The survey of 416 finance and accounting professionals and managers in Australia found that over two-thirds (68%) of employers expect their staff to be available to some degree while on annual leave or out of office hours.
In particular, many middle and senior managers are finding themselves permanently on call. Of the employers that expect their staff to be available when they are out of the office, nearly three quarters (71%) expect their middle managers to be on call, whilst 88% expect this of their senior management team.
Andrew Brushfield, Director at Robert Half, said, “Although employees across the country are looking forward to the long Easter weekend, the reality is that many will struggle to completely switch off.
“Mobile technology has created a culture where employees are always connected to work, and many find it difficult to strike a balance.”
Whilst some employers are putting pressure on their staff to log-on when they’re on holiday, many employees are also choosing to do so, to reduce their workload when they get back to the office.
Well over half (58%) of Australian employees admit that they stay connected to work or do work related tasks when they are on holiday.

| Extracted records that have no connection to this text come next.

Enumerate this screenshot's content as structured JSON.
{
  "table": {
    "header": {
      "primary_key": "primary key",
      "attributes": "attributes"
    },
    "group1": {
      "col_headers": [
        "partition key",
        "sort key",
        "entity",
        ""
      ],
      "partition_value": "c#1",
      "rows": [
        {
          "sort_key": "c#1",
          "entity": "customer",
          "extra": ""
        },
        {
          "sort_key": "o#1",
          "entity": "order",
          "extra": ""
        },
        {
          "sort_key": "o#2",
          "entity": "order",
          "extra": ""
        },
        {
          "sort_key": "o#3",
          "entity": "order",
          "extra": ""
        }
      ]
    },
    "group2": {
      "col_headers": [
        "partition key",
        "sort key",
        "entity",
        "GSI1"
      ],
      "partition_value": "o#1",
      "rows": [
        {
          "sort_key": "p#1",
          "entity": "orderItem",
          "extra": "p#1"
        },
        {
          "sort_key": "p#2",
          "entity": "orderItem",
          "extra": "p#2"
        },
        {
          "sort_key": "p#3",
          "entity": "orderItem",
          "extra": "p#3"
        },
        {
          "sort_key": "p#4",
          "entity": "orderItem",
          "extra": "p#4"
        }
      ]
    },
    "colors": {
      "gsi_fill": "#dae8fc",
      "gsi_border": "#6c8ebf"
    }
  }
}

Nearly two-thirds (63%) of those that stay connected say that filtering through work emails means that they are less stressed when they return from their break, and half (50%) say that they like to keep on top of work issues – even when they are on holiday.
However, many employees are not being rewarded for putting in these longer hours. Whilst 45% of employees get time off in lieu, as little as 13% get overtime payment for any additional hours they work.
“Employers need to make sure that their employees get a proper holiday so that they come back to work refreshed and don’t burn out. Employers can do this by arranging proper hand overs when staff go on holiday, and limiting calls and emails to the person on leave,” Andrew advised.
“Employers can also bring in temporary staff to cover when key employees are on leave, so that important tasks keep moving forward. After all, creating a healthy work-life balance is ultimately crucial to business productivity and staff retention,” he added.